Much more to do: Understanding the impact of technology in social care

If the comparative fortunes of the NHS and social care were not already plain to see before the pandemic hit, Covid-19 has laid bare some stark differences between the two, including around technology and data. The government was initially only reporting coronavirus deaths occurring in hospital and excluding – largely because of a lack of comprehensive, accessible social care data – those who would have died in care homes.

More broadly, social care makes much less use of technology than the health system does. There are a number of opportunities to use technology to support the work of front-line staff, including to speed up the assessment of those who receive care. Recently there has been an increased use of technology in care homes, but it remains piecemeal and little is known about the impact.

Given this context, this blog draws on experiences of evaluating a Test Bed project – a programme allowing NHS organisations and innovators to deliver digital technologies in real health care settings – to set out the challenges of measuring the impact of technology in social care settings.

Limitations of the social care data landscape

In general, there is a lack of emphasis on collecting routine social care data in domiciliary care. To get a comprehensive understanding of how services are used, policy-makers, regulators and researchers need to be able to link different datasets together. Currently, social care professionals often end up repeating health concerns about their clients to different health practitioners because of this disconnect between the two reporting systems.

The ability to link GP and hospital data – commonly using a unique NHS number as the identifier – is useful because it is more consistent, detailed and robust than data held by domiciliary care providers. However, in our experience of the Test Bed, there is a sense of two very separate systems – health on the one hand and social care on the other – which overlap in their purpose, but communicate with each other in different languages. Data sharing across these systems has been inconsistent. GPs can hold information about a person receiving care on their records, but this won’t necessarily be held by a care provider (and vice versa).

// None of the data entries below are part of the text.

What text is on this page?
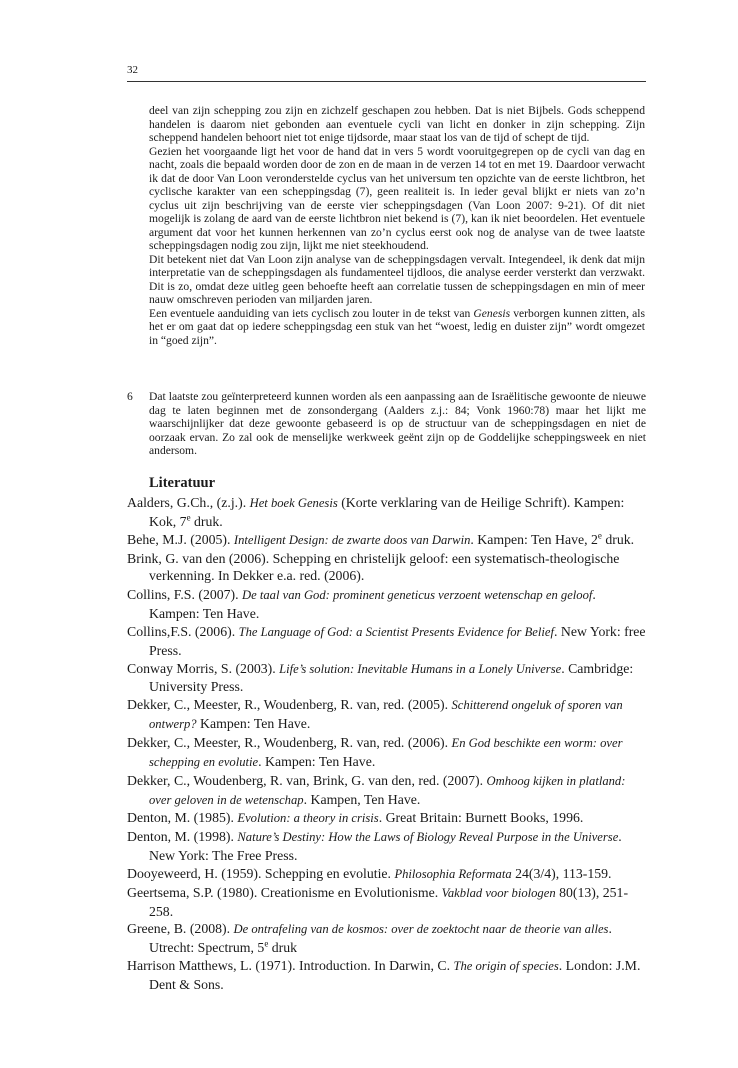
32

deel van zijn schepping zou zijn en zichzelf geschapen zou hebben. Dat is niet Bijbels. Gods scheppend handelen is daarom niet gebonden aan eventuele cycli van licht en donker in zijn schepping. Zijn scheppend handelen behoort niet tot enige tijdsorde, maar staat los van de tijd of schept de tijd.

Gezien het voorgaande ligt het voor de hand dat in vers 5 wordt vooruitgegrepen op de cycli van dag en nacht, zoals die bepaald worden door de zon en de maan in de verzen 14 tot en met 19. Daardoor verwacht ik dat de door Van Loon veronderstelde cyclus van het universum ten opzichte van de eerste lichtbron, het cyclische karakter van een scheppingsdag (7), geen realiteit is. In ieder geval blijkt er niets van zo’n cyclus uit zijn beschrijving van de eerste vier scheppingsdagen (Van Loon 2007: 9-21). Of dit niet mogelijk is zolang de aard van de eerste lichtbron niet bekend is (7), kan ik niet beoordelen. Het eventuele argument dat voor het kunnen herkennen van zo’n cyclus eerst ook nog de analyse van de twee laatste scheppingsdagen nodig zou zijn, lijkt me niet steekhoudend.

Dit betekent niet dat Van Loon zijn analyse van de scheppingsdagen vervalt. Integendeel, ik denk dat mijn interpretatie van de scheppingsdagen als fundamenteel tijdloos, die analyse eerder versterkt dan verzwakt. Dit is zo, omdat deze uitleg geen behoefte heeft aan correlatie tussen de scheppingsdagen en min of meer nauw omschreven perioden van miljarden jaren.

Een eventuele aanduiding van iets cyclisch zou louter in de tekst van Genesis verborgen kunnen zitten, als het er om gaat dat op iedere scheppingsdag een stuk van het “woest, ledig en duister zijn” wordt omgezet in “goed zijn”.

6 Dat laatste zou geïnterpreteerd kunnen worden als een aanpassing aan de Israëlitische gewoonte de nieuwe dag te laten beginnen met de zonsondergang (Aalders z.j.: 84; Vonk 1960:78) maar het lijkt me waarschijnlijker dat deze gewoonte gebaseerd is op de structuur van de scheppingsdagen en niet de oorzaak ervan. Zo zal ook de menselijke werkweek geënt zijn op de Goddelijke scheppingsweek en niet andersom.
Literatuur
Aalders, G.Ch., (z.j.). Het boek Genesis (Korte verklaring van de Heilige Schrift). Kampen: Kok, 7e druk.
Behe, M.J. (2005). Intelligent Design: de zwarte doos van Darwin. Kampen: Ten Have, 2e druk.
Brink, G. van den (2006). Schepping en christelijk geloof: een systematisch-theologische verkenning. In Dekker e.a. red. (2006).
Collins, F.S. (2007). De taal van God: prominent geneticus verzoent wetenschap en geloof. Kampen: Ten Have.
Collins,F.S. (2006). The Language of God: a Scientist Presents Evidence for Belief. New York: free Press.
Conway Morris, S. (2003). Life’s solution: Inevitable Humans in a Lonely Universe. Cambridge: University Press.
Dekker, C., Meester, R., Woudenberg, R. van, red. (2005). Schitterend ongeluk of sporen van ontwerp? Kampen: Ten Have.
Dekker, C., Meester, R., Woudenberg, R. van, red. (2006). En God beschikte een worm: over schepping en evolutie. Kampen: Ten Have.
Dekker, C., Woudenberg, R. van, Brink, G. van den, red. (2007). Omhoog kijken in platland: over geloven in de wetenschap. Kampen, Ten Have.
Denton, M. (1985). Evolution: a theory in crisis. Great Britain: Burnett Books, 1996.
Denton, M. (1998). Nature’s Destiny: How the Laws of Biology Reveal Purpose in the Universe. New York: The Free Press.
Dooyeweerd, H. (1959). Schepping en evolutie. Philosophia Reformata 24(3/4), 113-159.
Geertsema, S.P. (1980). Creationisme en Evolutionisme. Vakblad voor biologen 80(13), 251-258.
Greene, B. (2008). De ontrafeling van de kosmos: over de zoektocht naar de theorie van alles. Utrecht: Spectrum, 5e druk
Harrison Matthews, L. (1971). Introduction. In Darwin, C. The origin of species. London: J.M. Dent & Sons.
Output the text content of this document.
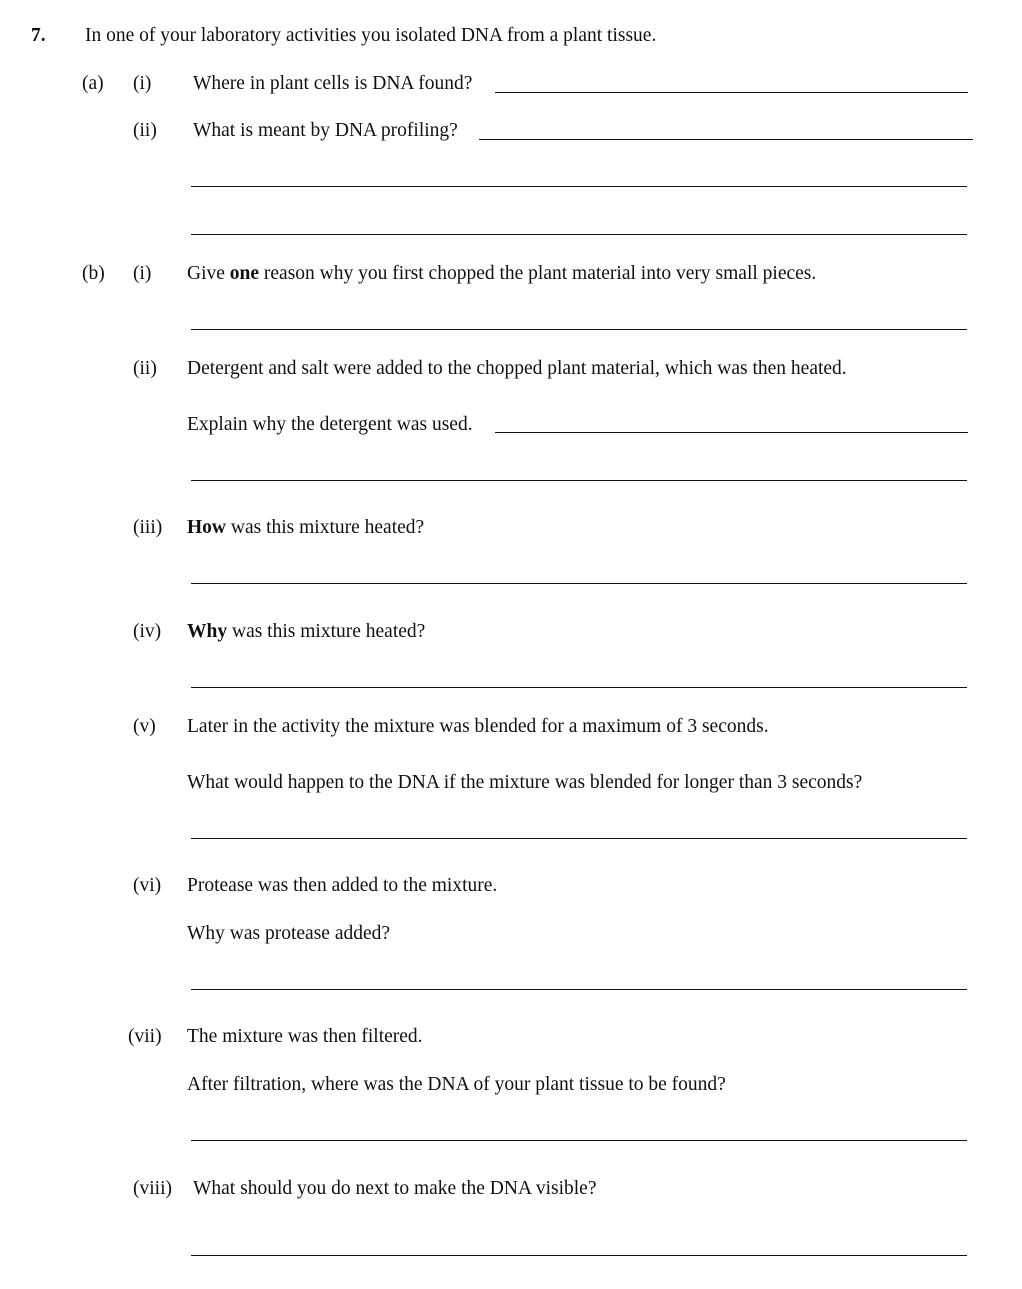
7. In one of your laboratory activities you isolated DNA from a plant tissue.
(a) (i) Where in plant cells is DNA found?
(ii) What is meant by DNA profiling?
(b) (i) Give one reason why you first chopped the plant material into very small pieces.
(ii) Detergent and salt were added to the chopped plant material, which was then heated.
Explain why the detergent was used.
(iii) How was this mixture heated?
(iv) Why was this mixture heated?
(v) Later in the activity the mixture was blended for a maximum of 3 seconds.
What would happen to the DNA if the mixture was blended for longer than 3 seconds?
(vi) Protease was then added to the mixture.
Why was protease added?
(vii) The mixture was then filtered.
After filtration, where was the DNA of your plant tissue to be found?
(viii) What should you do next to make the DNA visible?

The way that information is recorded varies too – even within a single home care agency. Agency leaders have reported that they receive background notes on clients from the CCG or social services. However, this is only provided for clients who receive funding to pay for their care, with the agencies recognising that information they hold on privately funded clients is limited. The amount of information held is also at the discretion of each agency and individual it concerns.

Digital innovations would be better understood if evaluators had access to systematically recorded health outcomes of clients – with those notes integrated into health IT systems. Local health and care record exemplars have started to adopt best practice by shaping a set of standard data definitions and streamlining data architecture, with the hope of other areas following suit. This would also benefit social care users, with professionals in charge of their care having access to the same information about them – saving users the time of having to explain their problems twice and increasing the likelihood of their needs being comprehensively met.

Evidence of successful digital innovations in social care

Although additional funding was committed before Covid for local digital health projects in social care settings, there is still a mountain to climb in delivering technologies in social care at a greater scale. As we’ve seen in the Test Bed, these challenges still exist locally when it comes to compiling accurate, complete data from different agencies, and it’s difficult to observe real, measurable impact of these interventions (such as fewer client admissions to hospital).

Recently announced support for care homes to use digital tablets that record clinical observations is perhaps welcome, but is this too little, too late? If technology was given greater recognition in social care to begin with, many care organisations would have already been equipped with the tools they needed for remote assessments. And, more crucially, there would be a greater evidence base to support their use and how to implement them effectively across the wider system.

Thoughts for the future

Delivering digital interventions in social care settings has the potential to bridge the communication gap between health and social care. There are broad issues to address in the immediate term, such as better data infrastructure across care organisations – starting with a data warehouse centralising care records with the ability to link them to clients’ medical records, which are closely intertwined with one another.

There are local examples of this happening, where data from public health, housing, education and social care have been integrated into one dataset. However, we are still far from achieving this at a national level, and it will require a significant amount of time and money. But with the challenges that we’ve seen in feeding data through from care homes and agencies to national health bodies during the pandemic, the disparity feels even more crucial to resolve than ever.

The trouble is that Covid-19 has triggered a need for digital means of monitoring social care recipients that cannot be done through simple behavioural observations. At the same time, barriers to digitising an entire sector must not be underestimated, particularly in one so fragmented as social care providers, which has so little of the basic infrastructure that we take for granted in the NHS. For example, just the fact that the vast majority of care organisations are set up as private companies puts legislative and commercial barriers in place, which exacerbates the problems with integrating data better with the health service and medical records.

The disparity between health and social care must be addressed – starting with data. This is not merely an exercise to help monitor and research services but, crucially, will benefit those receiving care.